Well, we have prayed for Evan to be held accountable for his actions without much success until today. Last year he had a blow out after being given a detention that caused school administration to be hesitant to give him consequences according to his behavior. Which left him a bit too free to be himself. Until our middle school had a near total changing of the administrative guard this year.
This morning I sat in a meeting with Evan's special ed advocate preparing for our annual meeting with assorted school personnel to set the plan for the following year of Life with the Boy. As we talked about Evan's tendency toward avoidance and escape mechanisms, the door opened to reveal people there to inform us that my child's current location was unknown. He was not in class. He was in the library without a pass at one point, but he had since moved on to some new destination. They were looking for him. I called Don so he could join in the excitement.
When the boy was found we hear that he was avoiding Mrs. B's class because he decided to leave it early the day before, and he figured she would be mad. *sigh* So Advocate and I hang out while the principal gives the boy a two hour detention for Thursday. Then we walk the Boy back to Mrs. B's class.
Thirty minutes later the committee meets to discuss Evan. This group includes Mrs. B as the representative from the general education classroom teachers, the same principal who just gave the boy detention, a new special ed lead teacher, and three of us who have been working with Evan for years. Joy has been Evan's counselor since mid-elementary, and Patty's had Evan in her excellent care as a student for two and a half years. I have only been his mother for thirteen years, but I still have a voice. And it is both a resigned voice and a resolute one. I know my child, and I love him with all his idiosyncracies.
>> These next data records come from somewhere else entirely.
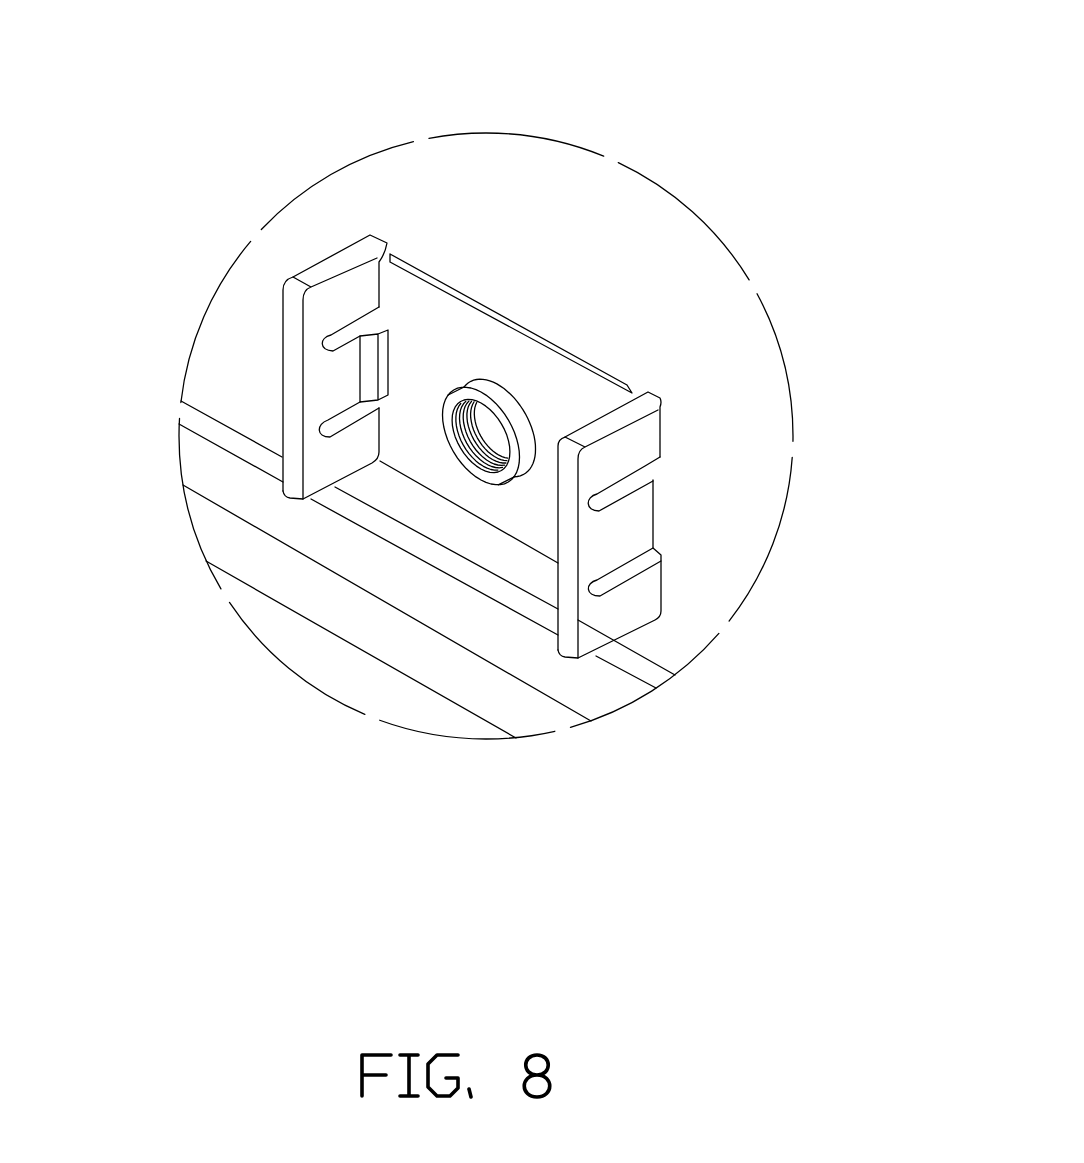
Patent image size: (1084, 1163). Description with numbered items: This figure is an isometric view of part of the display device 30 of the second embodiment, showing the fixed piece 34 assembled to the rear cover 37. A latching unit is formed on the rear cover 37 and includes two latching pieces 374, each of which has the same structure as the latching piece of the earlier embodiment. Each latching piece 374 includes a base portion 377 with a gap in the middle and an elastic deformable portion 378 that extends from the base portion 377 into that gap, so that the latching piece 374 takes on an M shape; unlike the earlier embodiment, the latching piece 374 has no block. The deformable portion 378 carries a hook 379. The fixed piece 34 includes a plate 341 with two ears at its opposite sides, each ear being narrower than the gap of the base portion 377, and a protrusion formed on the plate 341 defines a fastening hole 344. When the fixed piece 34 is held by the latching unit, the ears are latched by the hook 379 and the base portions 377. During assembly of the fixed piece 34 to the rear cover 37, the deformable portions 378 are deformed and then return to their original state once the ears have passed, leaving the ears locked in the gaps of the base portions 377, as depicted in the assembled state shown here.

The display device 30 is at (545, 52).
The fixed piece 34 is at (643, 348).
The plate 341 is at (433, 333).
The fastening hole 344 is at (487, 442).
The rear cover 37 is at (730, 450).
The latching piece 374 is at (680, 520).
The base portion 377 is at (234, 360).
The elastic deformable portion 378 is at (316, 372).
The hook 379 is at (385, 355).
The meeting shuffles along for an hour and a half. We get everything settled nicely for Evan to handle daily life at school, testing, and answer behavioral questions like how to address episodes such as the one faced earlier in the morning. After the meeting, I stayed to talk with Patty and Joy. As I start to leave the building, the school receptionist asked that I remain to talk to the principal for a third time today. Because my son had been in a physical altercation with another student.
Joy came out to request that Evan be pulled out of class to meet with her. Instead she cooled her heels with me in the principal's waiting room. We talked with the principal, and were told that Evan bumped into a bully by accident. A kid who by all accounts is a hot head, and someone who pursues trouble. On a day when Evan had "trouble" written all over him already, and Evan is not one to submit to a bully anyway. So there were words exchanged. And someone was put in a headlock. And there was kicking. And my son has been suspended for the next three days.
I am holding onto the simple reality that he is being held accountable for his actions. And he is going to be spending these days doing chores and schoolwork. There is no t.v. or goofing off because he responded to provocation inappropriately. In a bit of irony, he was going to miss out on a writing assignment that required a partner for the topic of walking in someone else's shoes. Until I volunteered. That should be interesting.